MANHATTAN — More rumbling is coming to East 86th Street this month after the MTA awarded a  contract to build a Second Avenue subway station at East 86th Street, transportation authority officials announced on Thursday.

The $301 million contract — awarded to the firms Skanska USA and Traylor Bros Inc. — covers excavation, which means drilling and blasting bedrock, and then building the structure. The work will also include extensive demolition work and underpinning the existing buildings next to the construction site. 

Work is set to begin this month, and the project is scheduled to be completed by fall 2014, officials said.

"With this award we move one step closer to making the Second Avenue Subway a reality for our customers," Michael Horodniceanu, president of MTA Capital Construction, said in a statement.

“New Yorkers will soon have subway service on the Upper East Side, which will soon reduce overcrowding and delays on the Lexington Avenue line,” said Michael Viggiano, executive vice president of Skanska USA Civil Northeast, which won 70 percent of the contract for the East 86th Street station and is also part of the joint venture building the first phase of the new subway’s tunnel.

But the future station at East 86th Street hasn’t been without controversy.

The owners and tenants of the Yorkshire Towers at the corner of East 86th Street and Second Avenue filed a lawsuit in February to try and stop the MTA from putting two entrances for the station in front of their 21-story, 695-unit building. They claim the entrances would flood their sidewalk with nearly 3,600 passengers streaming in and out during the morning rush alone, according to their complaint.

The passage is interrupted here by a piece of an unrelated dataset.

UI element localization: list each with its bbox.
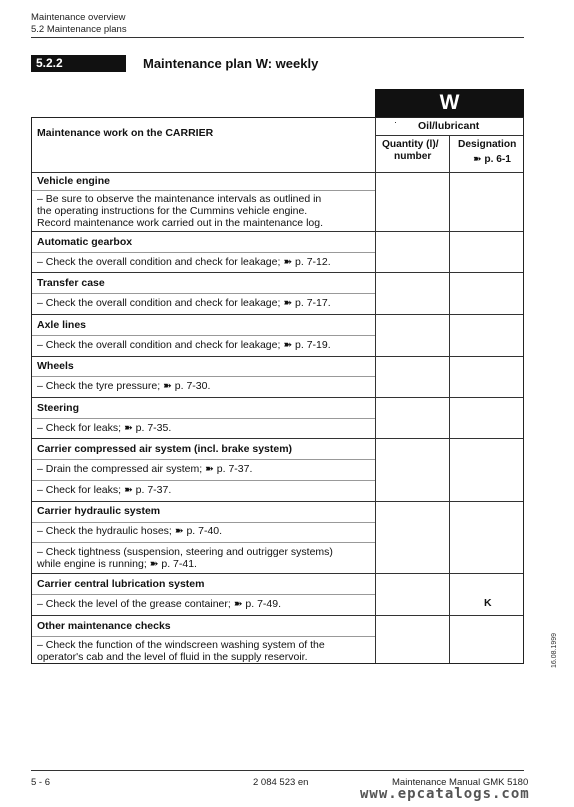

The lawsuit is still pending.

The $4.5 billion project to build the first phase of the Second Avenue subway will also have new stations at East 96th and East 72nd streets. The three stations are expected to open by December 2016.

But the contracts for finishing the stations have yet to be awarded and there have been some questions about whether the MTA will have enough funds to award these remaining contracts.

An MTA official had told Community Board 8's Second Avenue Subway Task Force in June he was concerned about whether the agency would be able to fulfill those contracts.

"We have put forward a proposal to fund the last three years of MTA Capital Program, including Second Avenue Subway awards to be made in 2012 and 2013 for the three station finishes contracts," an MTA spokesman said Thursday.